What we have is the top (winning) class of GT being the former bottom class and even then it is restricted. Just imagine what unrestricted GTs and GTS cars would have done to the DPs, not to mention the SRPII--which looked pathetic. Moreover, a car in the purported top class of DP costs twice as much as the winning car.

I read one comment on the Grand-Am forum about "it was so crowded that you couldn't move"--not sure what race this guy was at. Of all the commentators I was the most charitable at saying that the crowds were down, but not drastically down. Every veteran observer I spoke said it was “empty”.

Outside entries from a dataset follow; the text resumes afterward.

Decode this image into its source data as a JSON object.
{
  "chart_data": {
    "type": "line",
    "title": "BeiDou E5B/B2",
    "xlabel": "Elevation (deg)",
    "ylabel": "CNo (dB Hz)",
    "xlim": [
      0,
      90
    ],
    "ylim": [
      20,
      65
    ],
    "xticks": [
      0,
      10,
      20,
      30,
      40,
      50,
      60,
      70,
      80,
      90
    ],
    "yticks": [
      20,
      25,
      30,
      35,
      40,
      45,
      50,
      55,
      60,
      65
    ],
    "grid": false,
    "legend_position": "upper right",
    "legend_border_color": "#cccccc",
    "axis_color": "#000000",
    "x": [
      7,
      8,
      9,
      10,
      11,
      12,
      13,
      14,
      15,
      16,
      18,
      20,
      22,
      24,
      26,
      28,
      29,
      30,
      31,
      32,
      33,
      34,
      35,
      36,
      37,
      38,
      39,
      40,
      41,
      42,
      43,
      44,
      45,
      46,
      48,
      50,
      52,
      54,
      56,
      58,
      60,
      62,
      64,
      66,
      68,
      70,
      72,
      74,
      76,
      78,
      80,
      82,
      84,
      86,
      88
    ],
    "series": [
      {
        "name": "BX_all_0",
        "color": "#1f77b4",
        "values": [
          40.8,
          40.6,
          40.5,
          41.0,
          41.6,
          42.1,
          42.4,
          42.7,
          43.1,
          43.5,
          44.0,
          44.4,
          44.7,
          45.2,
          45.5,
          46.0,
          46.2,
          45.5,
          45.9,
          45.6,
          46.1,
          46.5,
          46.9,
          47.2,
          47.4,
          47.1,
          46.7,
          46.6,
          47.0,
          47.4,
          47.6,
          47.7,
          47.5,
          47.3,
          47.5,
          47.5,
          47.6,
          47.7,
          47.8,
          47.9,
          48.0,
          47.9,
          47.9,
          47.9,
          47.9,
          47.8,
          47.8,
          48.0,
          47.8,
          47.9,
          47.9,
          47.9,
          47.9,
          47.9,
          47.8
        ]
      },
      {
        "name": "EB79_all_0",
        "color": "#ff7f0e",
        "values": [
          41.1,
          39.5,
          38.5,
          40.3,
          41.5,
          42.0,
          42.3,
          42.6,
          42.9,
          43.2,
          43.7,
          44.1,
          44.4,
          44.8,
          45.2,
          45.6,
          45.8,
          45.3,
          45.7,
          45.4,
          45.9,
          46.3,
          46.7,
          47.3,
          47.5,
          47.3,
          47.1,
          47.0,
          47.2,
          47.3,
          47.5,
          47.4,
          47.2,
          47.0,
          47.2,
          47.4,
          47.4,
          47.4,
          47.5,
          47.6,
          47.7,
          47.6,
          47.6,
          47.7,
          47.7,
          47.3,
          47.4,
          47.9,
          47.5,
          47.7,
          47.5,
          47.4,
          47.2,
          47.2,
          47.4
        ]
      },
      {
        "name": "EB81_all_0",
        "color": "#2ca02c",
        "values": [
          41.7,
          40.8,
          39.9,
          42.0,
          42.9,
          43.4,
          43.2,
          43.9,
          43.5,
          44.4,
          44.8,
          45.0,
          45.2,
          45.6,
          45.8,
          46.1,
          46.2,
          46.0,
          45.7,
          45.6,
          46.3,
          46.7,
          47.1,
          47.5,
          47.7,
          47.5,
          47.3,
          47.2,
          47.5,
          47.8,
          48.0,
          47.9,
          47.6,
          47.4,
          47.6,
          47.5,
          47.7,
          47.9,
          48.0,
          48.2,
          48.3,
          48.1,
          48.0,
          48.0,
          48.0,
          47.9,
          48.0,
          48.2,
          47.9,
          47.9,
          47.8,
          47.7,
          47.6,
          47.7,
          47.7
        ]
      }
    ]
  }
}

Without seeking it out, I got into conversations with five knowledgeable and astute fans, two at the circuit, and the others at the airport - plus my seatmate on my first flight home. These guys were exactly the type of fans that sports car racing needs to attract. They were all reasonably affluent and each considered themselves fans of racing in general. They also had in common a mix of interests covering the technical aspects of the cars and the personalities. Closeness of racing (Grand-Am / NASCAR's mantra) was not a high priority. Each of them attends five to six events around the country and several were Daytona regulars. To a man they found the DPs ugly, with an unpleasing sound, horribly slow, and indistinguishable from each other (?) and from the other cars (?). Moreover, three of these five guys were relatively knowledgeable about sports car racing and said that one of their reasons for coming to a race is to see the diversity of car types and classes, teams from factories to amateurs--in short, the attributes that the very non-sports car oriented powers behind Grand-Am want to eradicate. The respondents in this unscientific sample were unanimous in expressing that they have no interest in seeing another Grand-Am race as long as "real" prototypes were not allowed back in. To a man they couldn’t care less if there were 20 or 30 DPs out there. They found them too unappealing to bother with.

I also had a discussion with Dave Klym. He noted that he has had many inquiries from important figures in the sport. When asked if any of these appear to be heading towards firm orders, he admitted that they did not. When I questioned him as to whether he thought that Grand-Am would ever be able to draw fans, he answered that IMSA was able to have crowds of 40,000 in the GTP days, but this went away when WSC came in. He implied that DPs would bring them back. I made the point that ALMS now routinely draws those crowds for what are effectively WSC races. He seemed genuinely surprised, as if he had not been to an ALMS race recently.

What all of this indicates to me is that many in the sports car racing world (to whom I would sometimes add us at DSC) exist in a bubble. There is a tendency to not understand the economics of factories, privateers, sponsors, promoters, and spectators as it relates to the very specific niche of sports car racing. Scott Atherton and his staff have proven perhaps the lone exception to this rule. His counterparts at Grand-Am have far to go before they are in a similar league. Oranges may have a different botanical structure than apples, but they have to taste good before they become agriculturally viable.

I stated in my preview that one does not grant a student a degree even he does exceptionally well on an exam, nor do you expel him if fails the first time out. So to be entirely fair, neither extreme is applicable to DP after Daytona. I believe that the fairest grade that Prof. Wimpffen can assign is "C+". The DPs moved toward accomplishing the goals set out by Grand-Am. But are these goals for the good of sports car racing? That remains to be seen. Again using the education analogy, the introduction of DP represents what charitably can be described as democratization vs. elitism, or from a negative connotation can be described as dumbing down. Rather than raise the bar and encourage innovation, Grand-Am is catering to the lowest common denominator.

There was nothing in the results of the Daytona 24 Hours to indicate that the DP concept is fundamentally flawed. However, there was nothing in the results of the weekend to indicate that the category has any viability beyond being a spec. series for the competitors.